60'larda yaşamadım, o bayıldığım evlerde oturmadım. bazı arkadaşlarımın olduğu gibi, çocukluğumdan kalma da olsa bulanık anılarım bile yok. 

ama AKM'yle var. hem de ne çok var. 
ilkokul boyunca neredeyse her cuma akşamı ananem ve dedemle senfoni konserlerine sürüklendim. allah biliyo ne ıstıraptı. ilkokul çocuğu ne anlar senfoniden, klasik müzikten, benim o ara tek dinlediğim şey Yonca Evcimik. okul bitmiş, istiklal marşını söylemişiz, önümüzde koca haftasonu, ama benim önümde atlatmam gereken bir sınav daha var. yaş ortalamasının 82 olduğu o kocaman, bana o zamanlar daha da dev gibi gelen o salonun koltuklarında ananem, dedem ve her hafta orada görüştükleri arkadaşlarıyla otur, artık bahtına ne çıkarsa, dinle. bir keresinde walkman'le kaset dinlemeye kalkışmıştım da dedem yakalamıştı beni. düşünüyorum da şimdi ne cesaret, ama hak da veriyorum, çünkü ne eziyet.
o senfoni gecelerinden sonra çok sık yine gittim tabi AKM'ye, aklım bişeylere biraz daha erdiğinde, hatta arkadaşlarımızı dinlemeye, tiyatro izlemeye. o güzelim merdivenlerini çıktım, konserler bitti, kimbilir kaç kere kalabalıkla ağır ağır indim. soldaki merdivenlerden çıkarken duvarda oyuncuların siyah beyaz resimleri vardı, çocukken gülriz sururi'ye takılırdı gözüm, hep korkardım. sağdaki yuvarlak merdivenleri severdim ben, havada yürür gibiydin, uçar gibi çıkardın oradan.
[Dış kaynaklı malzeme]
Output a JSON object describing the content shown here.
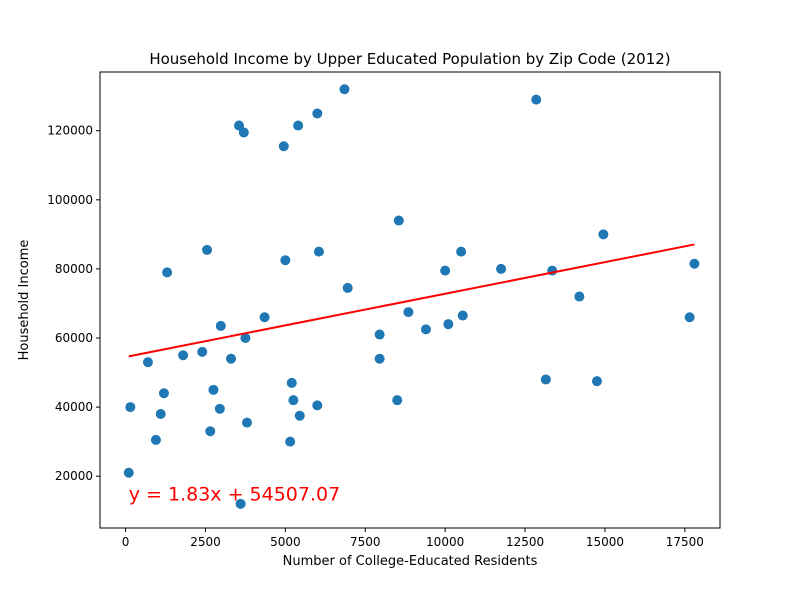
{
  "chart_data": {
    "type": "scatter",
    "title": "Household Income by Upper Educated Population by Zip Code (2012)",
    "xlabel": "Number of College-Educated Residents",
    "ylabel": "Household Income",
    "xlim": [
      -800,
      18600
    ],
    "ylim": [
      5000,
      137000
    ],
    "xticks": [
      0,
      2500,
      5000,
      7500,
      10000,
      12500,
      15000,
      17500
    ],
    "xtick_labels": [
      "0",
      "2500",
      "5000",
      "7500",
      "10000",
      "12500",
      "15000",
      "17500"
    ],
    "yticks": [
      20000,
      40000,
      60000,
      80000,
      100000,
      120000
    ],
    "ytick_labels": [
      "20000",
      "40000",
      "60000",
      "80000",
      "100000",
      "120000"
    ],
    "grid": false,
    "points": [
      {
        "x": 100,
        "y": 21000
      },
      {
        "x": 150,
        "y": 40000
      },
      {
        "x": 700,
        "y": 53000
      },
      {
        "x": 950,
        "y": 30500
      },
      {
        "x": 1100,
        "y": 38000
      },
      {
        "x": 1200,
        "y": 44000
      },
      {
        "x": 1300,
        "y": 79000
      },
      {
        "x": 1800,
        "y": 55000
      },
      {
        "x": 2400,
        "y": 56000
      },
      {
        "x": 2550,
        "y": 85500
      },
      {
        "x": 2650,
        "y": 33000
      },
      {
        "x": 2750,
        "y": 45000
      },
      {
        "x": 2950,
        "y": 39500
      },
      {
        "x": 2980,
        "y": 63500
      },
      {
        "x": 3300,
        "y": 54000
      },
      {
        "x": 3550,
        "y": 121500
      },
      {
        "x": 3600,
        "y": 12000
      },
      {
        "x": 3700,
        "y": 119500
      },
      {
        "x": 3750,
        "y": 60000
      },
      {
        "x": 3800,
        "y": 35500
      },
      {
        "x": 4350,
        "y": 66000
      },
      {
        "x": 4950,
        "y": 115500
      },
      {
        "x": 5000,
        "y": 82500
      },
      {
        "x": 5150,
        "y": 30000
      },
      {
        "x": 5200,
        "y": 47000
      },
      {
        "x": 5250,
        "y": 42000
      },
      {
        "x": 5400,
        "y": 121500
      },
      {
        "x": 5450,
        "y": 37500
      },
      {
        "x": 6000,
        "y": 125000
      },
      {
        "x": 6000,
        "y": 40500
      },
      {
        "x": 6050,
        "y": 85000
      },
      {
        "x": 6850,
        "y": 132000
      },
      {
        "x": 6950,
        "y": 74500
      },
      {
        "x": 7950,
        "y": 61000
      },
      {
        "x": 7950,
        "y": 54000
      },
      {
        "x": 8500,
        "y": 42000
      },
      {
        "x": 8550,
        "y": 94000
      },
      {
        "x": 8850,
        "y": 67500
      },
      {
        "x": 9400,
        "y": 62500
      },
      {
        "x": 10000,
        "y": 79500
      },
      {
        "x": 10100,
        "y": 64000
      },
      {
        "x": 10500,
        "y": 85000
      },
      {
        "x": 10550,
        "y": 66500
      },
      {
        "x": 11750,
        "y": 80000
      },
      {
        "x": 12850,
        "y": 129000
      },
      {
        "x": 13150,
        "y": 48000
      },
      {
        "x": 13350,
        "y": 79500
      },
      {
        "x": 14200,
        "y": 72000
      },
      {
        "x": 14750,
        "y": 47500
      },
      {
        "x": 14950,
        "y": 90000
      },
      {
        "x": 17650,
        "y": 66000
      },
      {
        "x": 17800,
        "y": 81500
      }
    ],
    "regression": {
      "slope": 1.83,
      "intercept": 54507.07,
      "x_range": [
        100,
        17800
      ],
      "equation_label": "y = 1.83x + 54507.07",
      "label_position": {
        "x": 100,
        "y": 13000
      }
    },
    "colors": {
      "points": "#1f77b4",
      "regression_line": "#ff0000",
      "equation_text": "#ff0000",
      "axes": "#000000"
    }
  }
}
durup dururken bunları anmam, yazmamın bir sebebi var elbet. o merdivenlerin, balkonların, fuayenin şimdiki halinin bazı fotoğraflarını gördüm demin. tahmin ediyordum tabi neye benzediğini. gördüğüm şey tam da tahmin ettiğim gibi, bitikti. hırpalanmış, tartaklanmış, yılların öfkesi, nefretiyle tekmelenmişti elimizden alınan onlarca şey gibi. bir sinema, bir profiterolcu, 3-5 ağaç gibi görünseler de hepimizin çocukluğu, gençliği, özgürlüğü, sesi nefesiydi hepsi. şimdi diyorum ki, keşke o bana eziyet gibi gelen, kimbilir kaç cuma girip çıktığım o kapının önünde, o kocaman insanların arasında küçük küçük çıktığım merdivenlerde, o sıkıla sıkıla beklediğim fuayede, o walkman dinlemeye kalkıştığım salonun koltuklarında bir fotoğrafım olsaymış. bu şehirde yarın ne göreceğimizi, ne göremeyeceğimizi asla kestiremezken, bugünlerim ve yarınlarım için, akm'yle bir fotoğrafımız kalsaymış.
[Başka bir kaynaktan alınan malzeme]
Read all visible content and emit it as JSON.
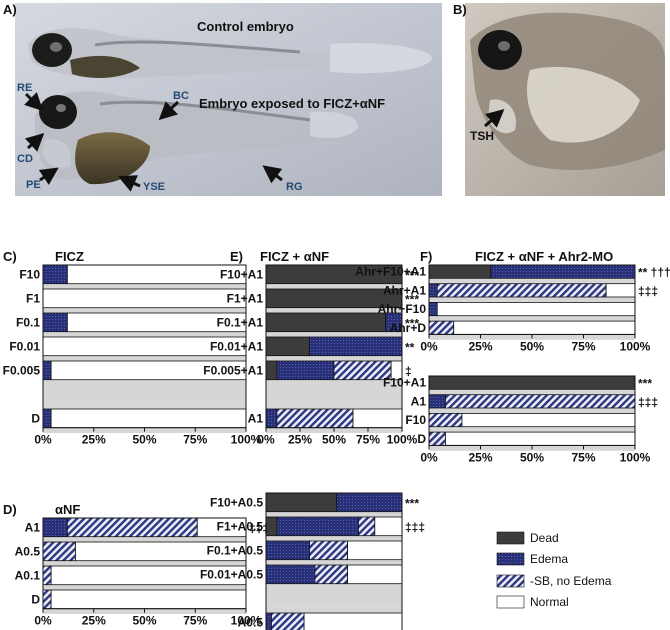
{
  "photos": {
    "A": {
      "panel_label": "A)",
      "control_caption": "Control embryo",
      "exposed_caption": "Embryo exposed to FICZ+αNF",
      "arrow_labels": [
        "RE",
        "BC",
        "CD",
        "PE",
        "YSE",
        "RG"
      ]
    },
    "B": {
      "panel_label": "B)",
      "arrow_labels": [
        "TSH"
      ]
    }
  },
  "legend": {
    "items": [
      {
        "key": "dead",
        "label": "Dead",
        "color": "#3c3c3c"
      },
      {
        "key": "edema",
        "label": "Edema",
        "color": "#26307a"
      },
      {
        "key": "sb",
        "label": "-SB, no Edema",
        "color": "#9a9ac6"
      },
      {
        "key": "normal",
        "label": "Normal",
        "color": "#ffffff"
      }
    ]
  },
  "chart_data": [
    {
      "type": "bar",
      "panel": "C)",
      "title": "FICZ",
      "stacked": true,
      "orientation": "horizontal",
      "xlim": [
        0,
        100
      ],
      "xticks": [
        "0%",
        "25%",
        "50%",
        "75%",
        "100%"
      ],
      "categories": [
        "F10",
        "F1",
        "F0.1",
        "F0.01",
        "F0.005",
        "",
        "D"
      ],
      "series": [
        {
          "name": "Dead",
          "values": [
            0,
            0,
            0,
            0,
            0,
            0,
            0
          ]
        },
        {
          "name": "Edema",
          "values": [
            12,
            0,
            12,
            0,
            4,
            0,
            4
          ]
        },
        {
          "name": "-SB, no Edema",
          "values": [
            0,
            0,
            0,
            0,
            0,
            0,
            0
          ]
        },
        {
          "name": "Normal",
          "values": [
            88,
            100,
            88,
            100,
            96,
            0,
            96
          ]
        }
      ],
      "annotations": [
        "",
        "",
        "",
        "",
        "",
        "",
        ""
      ]
    },
    {
      "type": "bar",
      "panel": "D)",
      "title": "αNF",
      "stacked": true,
      "orientation": "horizontal",
      "xlim": [
        0,
        100
      ],
      "xticks": [
        "0%",
        "25%",
        "50%",
        "75%",
        "100%"
      ],
      "categories": [
        "A1",
        "A0.5",
        "A0.1",
        "D"
      ],
      "series": [
        {
          "name": "Dead",
          "values": [
            0,
            0,
            0,
            0
          ]
        },
        {
          "name": "Edema",
          "values": [
            12,
            0,
            0,
            0
          ]
        },
        {
          "name": "-SB, no Edema",
          "values": [
            64,
            16,
            4,
            4
          ]
        },
        {
          "name": "Normal",
          "values": [
            24,
            84,
            96,
            96
          ]
        }
      ],
      "annotations": [
        "‡‡‡",
        "",
        "",
        ""
      ]
    },
    {
      "type": "bar",
      "panel": "E)",
      "title": "FICZ + αNF",
      "stacked": true,
      "orientation": "horizontal",
      "xlim": [
        0,
        100
      ],
      "xticks": [
        "0%",
        "25%",
        "50%",
        "75%",
        "100%"
      ],
      "categories": [
        "F10+A1",
        "F1+A1",
        "F0.1+A1",
        "F0.01+A1",
        "F0.005+A1",
        "",
        "A1"
      ],
      "series": [
        {
          "name": "Dead",
          "values": [
            100,
            100,
            88,
            32,
            8,
            0,
            0
          ]
        },
        {
          "name": "Edema",
          "values": [
            0,
            0,
            12,
            68,
            42,
            0,
            8
          ]
        },
        {
          "name": "-SB, no Edema",
          "values": [
            0,
            0,
            0,
            0,
            42,
            0,
            56
          ]
        },
        {
          "name": "Normal",
          "values": [
            0,
            0,
            0,
            0,
            8,
            0,
            36
          ]
        }
      ],
      "annotations": [
        "***",
        "***",
        "***",
        "**",
        "‡",
        "",
        ""
      ]
    },
    {
      "type": "bar",
      "panel": "",
      "title": "",
      "stacked": true,
      "orientation": "horizontal",
      "xlim": [
        0,
        100
      ],
      "xticks": [
        "0%",
        "25%",
        "50%",
        "75%",
        "100%"
      ],
      "categories": [
        "F10+A0.5",
        "F1+A0.5",
        "F0.1+A0.5",
        "F0.01+A0.5",
        "",
        "A0.5"
      ],
      "series": [
        {
          "name": "Dead",
          "values": [
            52,
            8,
            0,
            0,
            0,
            0
          ]
        },
        {
          "name": "Edema",
          "values": [
            48,
            60,
            32,
            36,
            0,
            4
          ]
        },
        {
          "name": "-SB, no Edema",
          "values": [
            0,
            12,
            28,
            24,
            0,
            24
          ]
        },
        {
          "name": "Normal",
          "values": [
            0,
            20,
            40,
            40,
            0,
            72
          ]
        }
      ],
      "annotations": [
        "***",
        "‡‡‡",
        "",
        "",
        "",
        ""
      ]
    },
    {
      "type": "bar",
      "panel": "F)",
      "title": "FICZ + αNF + Ahr2-MO",
      "stacked": true,
      "orientation": "horizontal",
      "xlim": [
        0,
        100
      ],
      "xticks": [
        "0%",
        "25%",
        "50%",
        "75%",
        "100%"
      ],
      "categories": [
        "Ahr+F10+A1",
        "Ahr+A1",
        "Ahr+F10",
        "Ahr+D"
      ],
      "series": [
        {
          "name": "Dead",
          "values": [
            30,
            0,
            0,
            0
          ]
        },
        {
          "name": "Edema",
          "values": [
            70,
            4,
            4,
            0
          ]
        },
        {
          "name": "-SB, no Edema",
          "values": [
            0,
            82,
            0,
            12
          ]
        },
        {
          "name": "Normal",
          "values": [
            0,
            14,
            96,
            88
          ]
        }
      ],
      "annotations": [
        "** †††",
        "‡‡‡",
        "",
        ""
      ]
    },
    {
      "type": "bar",
      "panel": "",
      "title": "",
      "stacked": true,
      "orientation": "horizontal",
      "xlim": [
        0,
        100
      ],
      "xticks": [
        "0%",
        "25%",
        "50%",
        "75%",
        "100%"
      ],
      "categories": [
        "F10+A1",
        "A1",
        "F10",
        "D"
      ],
      "series": [
        {
          "name": "Dead",
          "values": [
            100,
            0,
            0,
            0
          ]
        },
        {
          "name": "Edema",
          "values": [
            0,
            8,
            0,
            0
          ]
        },
        {
          "name": "-SB, no Edema",
          "values": [
            0,
            92,
            16,
            8
          ]
        },
        {
          "name": "Normal",
          "values": [
            0,
            0,
            84,
            92
          ]
        }
      ],
      "annotations": [
        "***",
        "‡‡‡",
        "",
        ""
      ]
    }
  ]
}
bu yazıya başlarken aklımdan geçen bulduğum fotoğrafları buraya koymaktı, yapamadım. onca çirkinliği, bir de buraya taşıyamadım. sadece bir tanesini, kronolojik düzeni anlatması açısından koydum. bugün senin olanın yarın kimin olacağını bilememek, hangi adımının son olacağını kestirememek, ama yine de sahip olduklarının kıymetini bilmek ve şikayet etmek yerine keyfini sürmek, bize sıklıkla verilen hayat dersleriydi hep. şimdi o dersleri yaşadığımız şehir için tekrar hatırlamamız gerekiyor. pencerenizden görünen ağaca bir kez daha bakın, her gün önünden geçtiğiniz o eski apartmana da. istiklal'de başınızı kaldırıp yürüyün, o balkonları unutmayın, bazı ara sokaklarda ise yerdeki arnavut kaldırmlarından kaldırmayın gözlerinizi.

 çünkü bu şehirde neyi en son görüşünüz, asla bilemezsiniz.